13.4.07

Apatia

alou presença !
posto um pequeno conto de um grande amigo, o Fabio Alves.
há anos filosofando sobre os atalhos, desde tempos imemoriais em cabo frio, a produção literária do Fabio não tem sido muito impulsionada por ele próprio, então nada melhor que a boa diversidade, colocar em jogo o máximo possível de pensamentos e malabares de palavras.

* * *

Quando cheguei em casa havia três horas após o meio dia. Coloquei a cadeira de praia no armarinho debaixo da escada. Subi para o andar de cima com os pés sujos de areia da praia.
Não quis comer nada. Avisei à empregada que estaria no quarto, para o caso de um telefonema ou eventual visita. Tranquei a porta.
O meu quarto ficava na cobertura de um apartamento duplex defronte à praia de Ipanema, de onde tinha vista plena do Arpoador até o mirante do Leblon, do movimento das “dondocas” rebolando seus belos corpos no calçadão e dos surfistas deslizando nas ondas doiradas pelo sol cor de abóbora em seu crepúsculo vespertino. O dinheiro e as coisas belas nunca foram escassas na minha vida.
Tomei um banho quente – que ardia-me as costas bronzeada pelo sol- e saí do banheiro ainda me enxugando. Coloquei uma bermuda confortável e deitei-me na cama: A apatia.
Só o som do Rádio, o vento gelado que saía do ar-condicionado e o calor da brasa do meu cigarro repousado no cinzeiro, faziam que alguma coisa material se movesse. No mais, era tudo parado e os pensamentos confusos. Não foi a partir daquele dia que tudo começou, mas dali descobri o que me reservara a vida e o que ela havia me dado até presente o momento.
Era justamente, e apenas, tudo aquilo que ali estava: um sol, belas garotas, dinheiro e alguns poucos amigos – que não sabia sê-los verdadeiros.
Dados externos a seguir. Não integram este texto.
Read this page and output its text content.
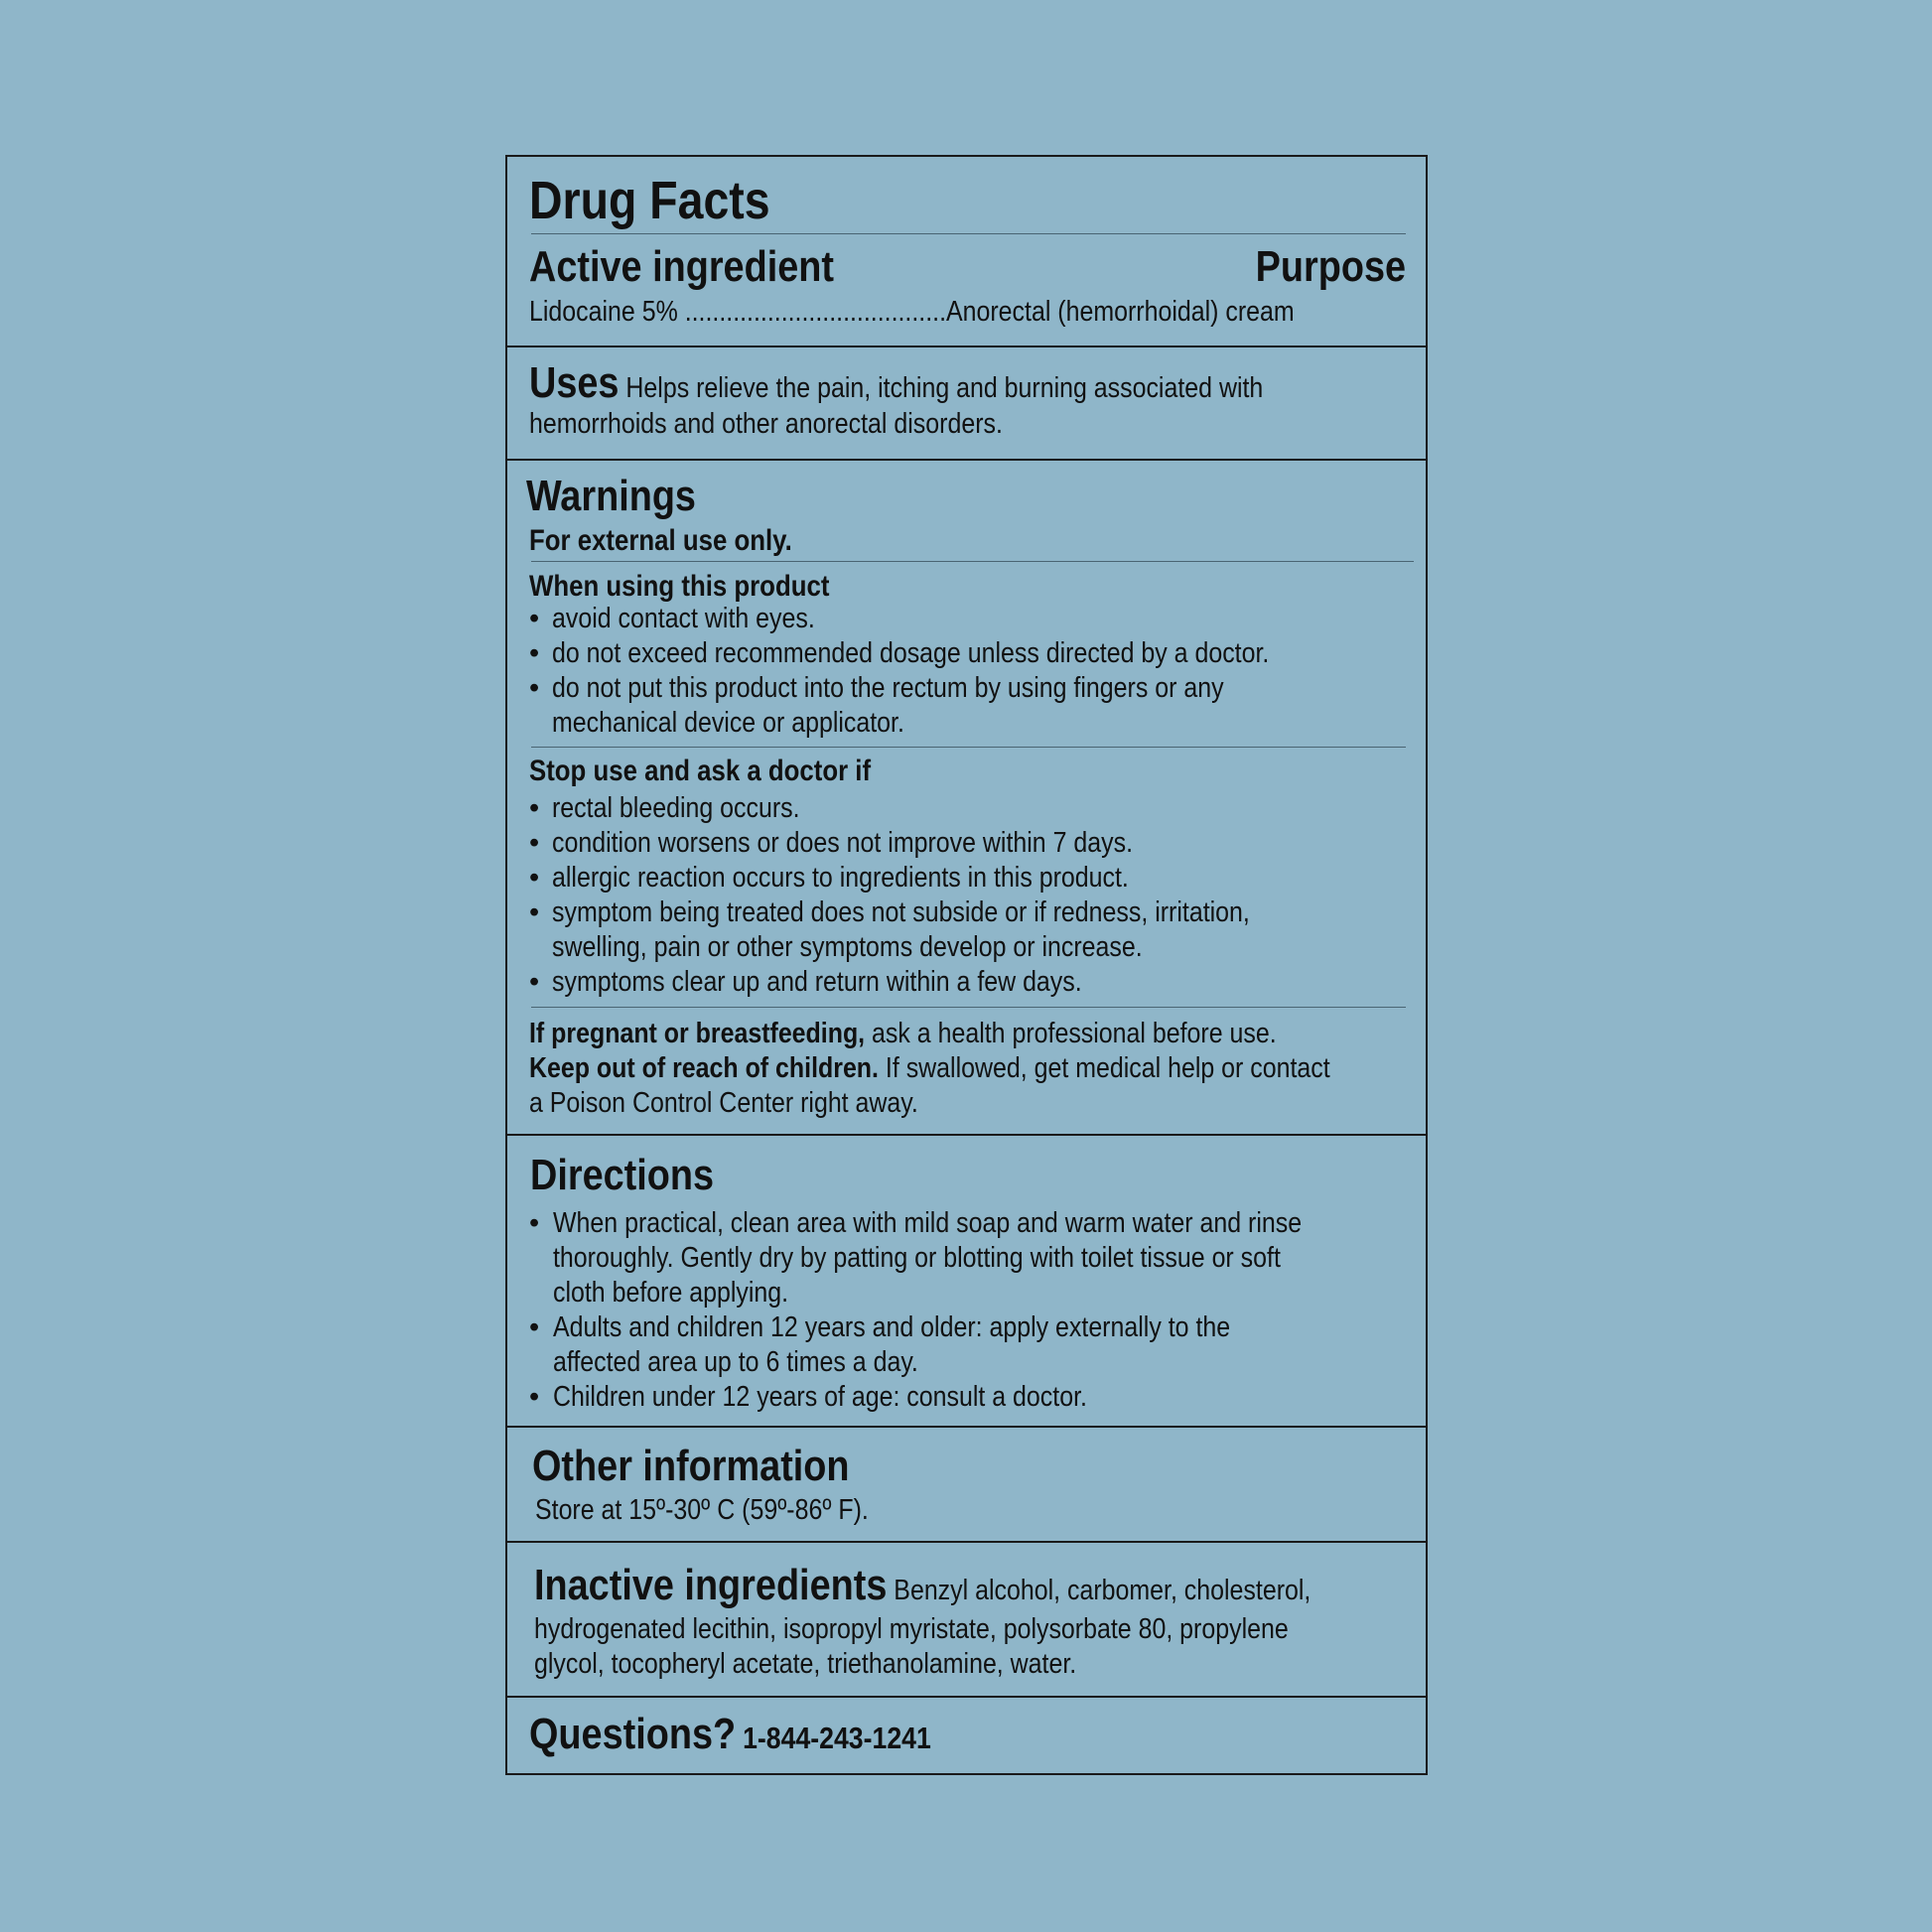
Drug Facts
Active ingredient	Purpose
Lidocaine 5% ......................................Anorectal (hemorrhoidal) cream
Uses Helps relieve the pain, itching and burning associated with
hemorrhoids and other anorectal disorders.
Warnings
For external use only.
When using this product
• avoid contact with eyes.
• do not exceed recommended dosage unless directed by a doctor.
• do not put this product into the rectum by using fingers or any
mechanical device or applicator.
Stop use and ask a doctor if
• rectal bleeding occurs.
• condition worsens or does not improve within 7 days.
• allergic reaction occurs to ingredients in this product.
• symptom being treated does not subside or if redness, irritation,
swelling, pain or other symptoms develop or increase.
• symptoms clear up and return within a few days.
If pregnant or breastfeeding, ask a health professional before use.
Keep out of reach of children. If swallowed, get medical help or contact
a Poison Control Center right away.
Directions
• When practical, clean area with mild soap and warm water and rinse
thoroughly. Gently dry by patting or blotting with toilet tissue or soft
cloth before applying.
• Adults and children 12 years and older: apply externally to the
affected area up to 6 times a day.
• Children under 12 years of age: consult a doctor.
Other information
Store at 15º-30º C (59º-86º F).
Inactive ingredients Benzyl alcohol, carbomer, cholesterol,
hydrogenated lecithin, isopropyl myristate, polysorbate 80, propylene
glycol, tocopheryl acetate, triethanolamine, water.
Questions? 1-844-243-1241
E isto é tudo que realmente pode-se esperar. Então, compreendi a dor que às vezes me remetia ao maxilar, os dentes rangendo e a vertigem nas noites mal dormidas de todos os dias: A aflição.
“Viverei eu assim?”, pensei.”Será que é só isso mesmo? Tem que haver algo! Tem que haver!”. Mas as coisas não aconteciam, e dia após dia a rotina se instalava em mim. A dor no maxilar aumentara, além do surgimento de calafrios – outro sinal de que as coisas não iam nada bem. Não comia; a libido se reduziu a zero. Perdi a namorada e os poucos amigos que agora sei serem falsos. Um homem num parafuso que se atarraxa cada vez mais para dentro do buraco feito pela furadeira das idéias na parede da vida.
Passei a me escorar em garrafas de uísque. Assim, comecei a distanciar-me da realidade. Era o que eu precisava! Tornei-me ébrio permanente. Mas não deixara de morder os dentes. E o álcool se tornou, para mim, como o sol e as ondas douradas do mar, como o mirante, o mendigo e o caviar. Como tudo era: colorido e sem graça.
Fui internado pelos meus tios numa clínica. Achavam-me louco e viciado em álcool. Não me opus. Não me importava.
Foi lá que comecei a tomar remédios de tarja preta. Minha dor no maxilar cessara e os pensamentos começaram a se alinhar. Tive alta da clínica.
Com o passar do tempo, descobri que toda apatia é fruto de uma certa dose tragada de revolta, mas uma revolta tranqüila – mansa. E minha vida seguiu como era antes, com exceção das pílulas que tomava pela manhã e à noite antes de dormir. Apático e revoltado com alguma coisa que eu não sabia o que era, quiçá nunca saberei.